For GPU tests using ONNXRunTime, naturally the tests must depend on
and import CUDA and cuDNN. Additionally a supported CUDA runtime
version needs to be used, which can be somewhat tricky to set up for
the tests.

First some background. What `CUDA.set_runtime_version!(v"12.0")`
effectively does is to

1. Add a `LocalPreferences.toml` file containing

```
[CUDA_Runtime_jll]
version = "12.0"
```

2. In `Project.toml`, add
```
[extras]
CUDA_Runtime_jll = "76a88914-d11a-5bdc-97e0-2f5a05c973a2"
```

If your test environment is defined by a `test` target in the top
`Project.toml` you need to

1. Add a `LocalPreferences.toml` in your top directory with the same
contents as above.

2. Add `CUDA_Runtime_jll` to the `extras` section of `Project.toml`.

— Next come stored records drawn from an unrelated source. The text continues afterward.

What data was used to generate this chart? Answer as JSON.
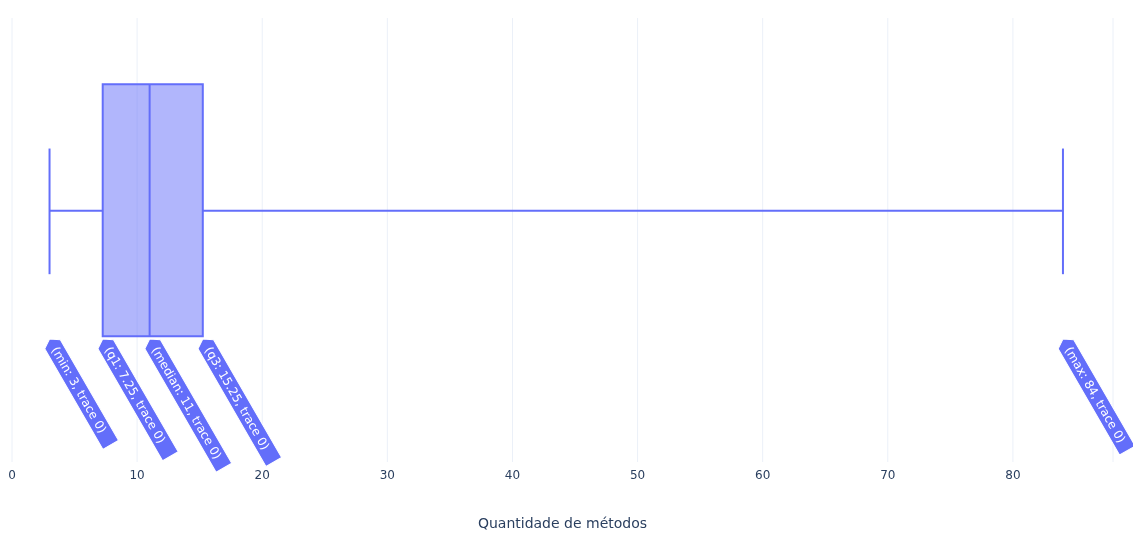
{
  "chart_data": {
    "type": "box",
    "orientation": "horizontal",
    "categories": [
      null
    ],
    "color": "#636efa",
    "boxes": [
      {
        "low": 3,
        "q1": 7.25,
        "median": 11,
        "q3": 15.25,
        "high": 84
      }
    ],
    "xlabel": "Quantidade de métodos",
    "xlim": [
      0,
      88
    ],
    "xticks": [
      0,
      10,
      20,
      30,
      40,
      50,
      60,
      70,
      80
    ],
    "grid": "x",
    "annotations": [
      "(min: 3, trace 0)",
      "(q1: 7.25, trace 0)",
      "(median: 11, trace 0)",
      "(q3: 15.25, trace 0)",
      "(max: 84, trace 0)"
    ]
  }
}
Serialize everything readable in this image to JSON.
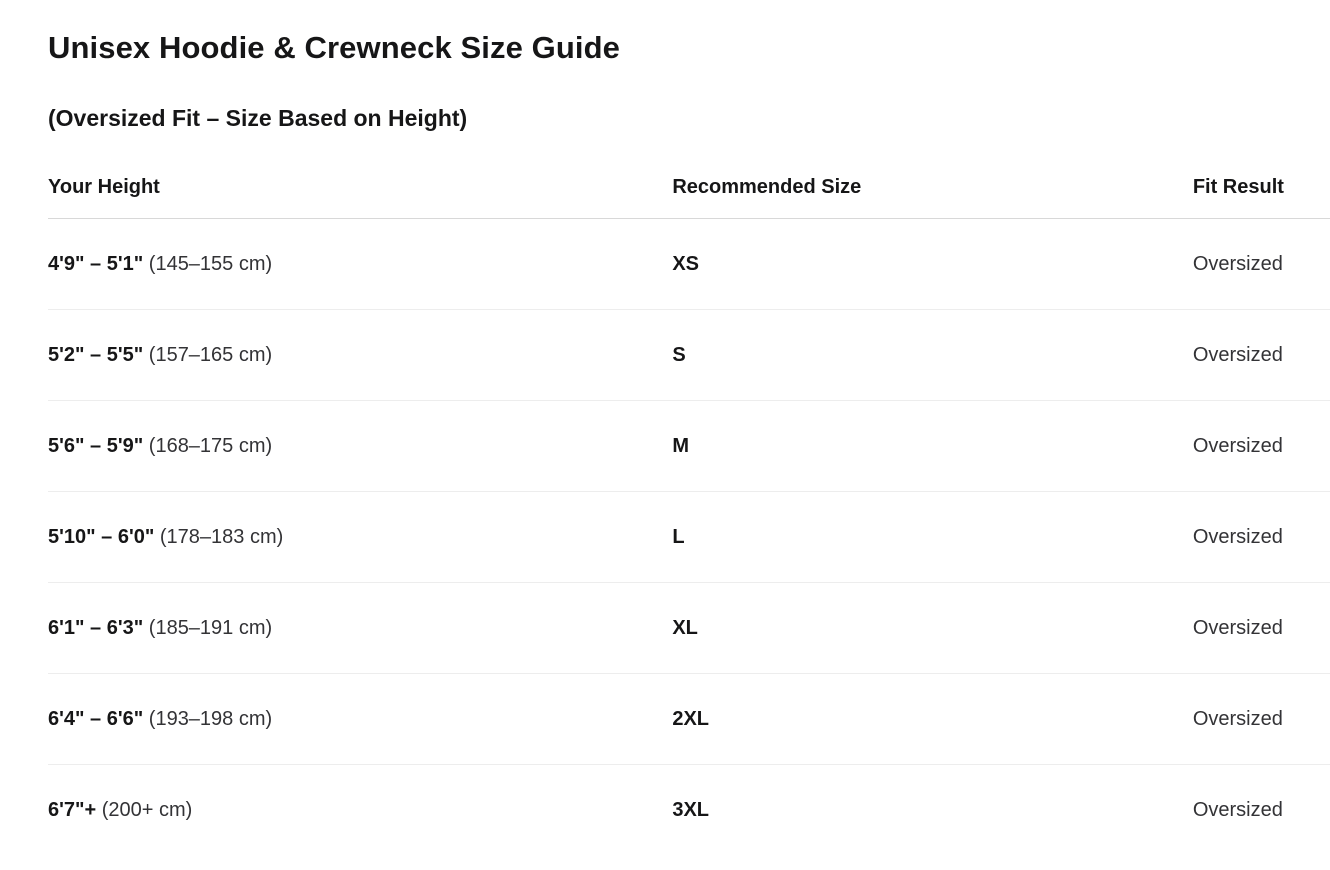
{
  "page": {
    "title": "Unisex Hoodie & Crewneck Size Guide",
    "subtitle": "(Oversized Fit – Size Based on Height)"
  },
  "table": {
    "columns": [
      "Your Height",
      "Recommended Size",
      "Fit Result"
    ],
    "rows": [
      {
        "height_range": "4'9\" – 5'1\"",
        "height_cm": "(145–155 cm)",
        "size": "XS",
        "fit": "Oversized"
      },
      {
        "height_range": "5'2\" – 5'5\"",
        "height_cm": "(157–165 cm)",
        "size": "S",
        "fit": "Oversized"
      },
      {
        "height_range": "5'6\" – 5'9\"",
        "height_cm": "(168–175 cm)",
        "size": "M",
        "fit": "Oversized"
      },
      {
        "height_range": "5'10\" – 6'0\"",
        "height_cm": "(178–183 cm)",
        "size": "L",
        "fit": "Oversized"
      },
      {
        "height_range": "6'1\" – 6'3\"",
        "height_cm": "(185–191 cm)",
        "size": "XL",
        "fit": "Oversized"
      },
      {
        "height_range": "6'4\" – 6'6\"",
        "height_cm": "(193–198 cm)",
        "size": "2XL",
        "fit": "Oversized"
      },
      {
        "height_range": "6'7\"+",
        "height_cm": "(200+ cm)",
        "size": "3XL",
        "fit": "Oversized"
      }
    ]
  },
  "colors": {
    "background": "#ffffff",
    "text_primary": "#161617",
    "text_secondary": "#333336",
    "divider_header": "#d8d8d8",
    "divider_row": "#ededed"
  }
}
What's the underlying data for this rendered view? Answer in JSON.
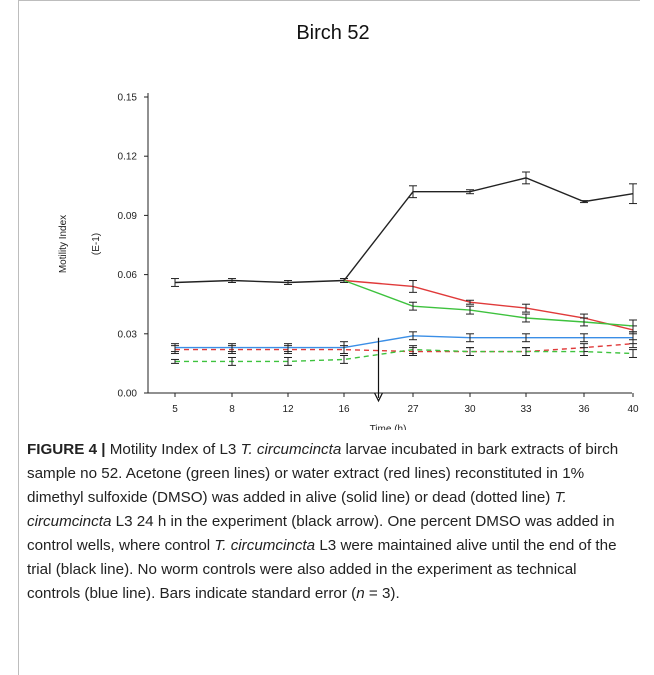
{
  "chart_data": {
    "type": "line",
    "title": "Birch 52",
    "xlabel": "Time (h)",
    "ylabel": "Motility Index",
    "ylabel_unit": "(E-1)",
    "categories": [
      "5",
      "8",
      "12",
      "16",
      "27",
      "30",
      "33",
      "36",
      "40"
    ],
    "yticks": [
      "0.00",
      "0.03",
      "0.06",
      "0.09",
      "0.12",
      "0.15"
    ],
    "ylim": [
      0,
      0.15
    ],
    "grid": false,
    "legend": "none",
    "series": [
      {
        "color": "#222222",
        "dashed": false,
        "values": [
          0.056,
          0.057,
          0.056,
          0.057,
          0.102,
          0.102,
          0.109,
          0.097,
          0.101
        ],
        "errors": [
          0.002,
          0.001,
          0.001,
          0.001,
          0.003,
          0.001,
          0.003,
          0.0005,
          0.005
        ]
      },
      {
        "color": "#e03a3a",
        "dashed": false,
        "values": [
          null,
          null,
          null,
          0.057,
          0.054,
          0.046,
          0.043,
          0.038,
          0.032
        ],
        "errors": [
          null,
          null,
          null,
          0.001,
          0.003,
          0.001,
          0.002,
          0.002,
          0.002
        ]
      },
      {
        "color": "#3ec23e",
        "dashed": false,
        "values": [
          null,
          null,
          null,
          0.057,
          0.044,
          0.042,
          0.038,
          0.036,
          0.034
        ],
        "errors": [
          null,
          null,
          null,
          0.001,
          0.002,
          0.002,
          0.002,
          0.002,
          0.003
        ]
      },
      {
        "color": "#3a8ee6",
        "dashed": false,
        "values": [
          0.023,
          0.023,
          0.023,
          0.023,
          0.029,
          0.028,
          0.028,
          0.028,
          0.028
        ],
        "errors": [
          0.002,
          0.002,
          0.002,
          0.003,
          0.002,
          0.002,
          0.002,
          0.002,
          0.003
        ]
      },
      {
        "color": "#e03a3a",
        "dashed": true,
        "values": [
          0.022,
          0.022,
          0.022,
          0.022,
          0.021,
          0.021,
          0.021,
          0.023,
          0.025
        ],
        "errors": [
          0.002,
          0.002,
          0.002,
          0.002,
          0.002,
          0.002,
          0.002,
          0.002,
          0.002
        ]
      },
      {
        "color": "#3ec23e",
        "dashed": true,
        "values": [
          0.016,
          0.016,
          0.016,
          0.017,
          0.022,
          0.021,
          0.021,
          0.021,
          0.02
        ],
        "errors": [
          0.001,
          0.002,
          0.002,
          0.002,
          0.002,
          0.002,
          0.002,
          0.002,
          0.002
        ]
      }
    ],
    "annotation": {
      "type": "arrow",
      "at_between": [
        "16",
        "27"
      ],
      "from_y": 0.028,
      "to_y": -0.004
    }
  },
  "caption": {
    "label": "FIGURE 4 |",
    "parts": [
      {
        "text": " Motility Index of L3 ",
        "italic": false
      },
      {
        "text": "T. circumcincta",
        "italic": true
      },
      {
        "text": " larvae incubated in bark extracts of birch sample no 52. Acetone (green lines) or water extract (red lines) reconstituted in 1% dimethyl sulfoxide (DMSO) was added in alive (solid line) or dead (dotted line) ",
        "italic": false
      },
      {
        "text": "T. circumcincta",
        "italic": true
      },
      {
        "text": " L3 24 h in the experiment (black arrow). One percent DMSO was added in control wells, where control ",
        "italic": false
      },
      {
        "text": "T. circumcincta",
        "italic": true
      },
      {
        "text": " L3 were maintained alive until the end of the trial (black line). No worm controls were also added in the experiment as technical controls (blue line). Bars indicate standard error (",
        "italic": false
      },
      {
        "text": "n",
        "italic": true
      },
      {
        "text": " = 3).",
        "italic": false
      }
    ]
  }
}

3. Add `CUDA_Runtime_jll` to the `test` target of `Project.toml`.

If your test environment is defined by a `Project.toml` in the `test`
directory, you instead need to

1. Add a `test/LocalPreferences.toml` file with the same contents as
above.

2. Add `CUDA_Runtime_jll` to the `extras` section of `test/Project.toml`.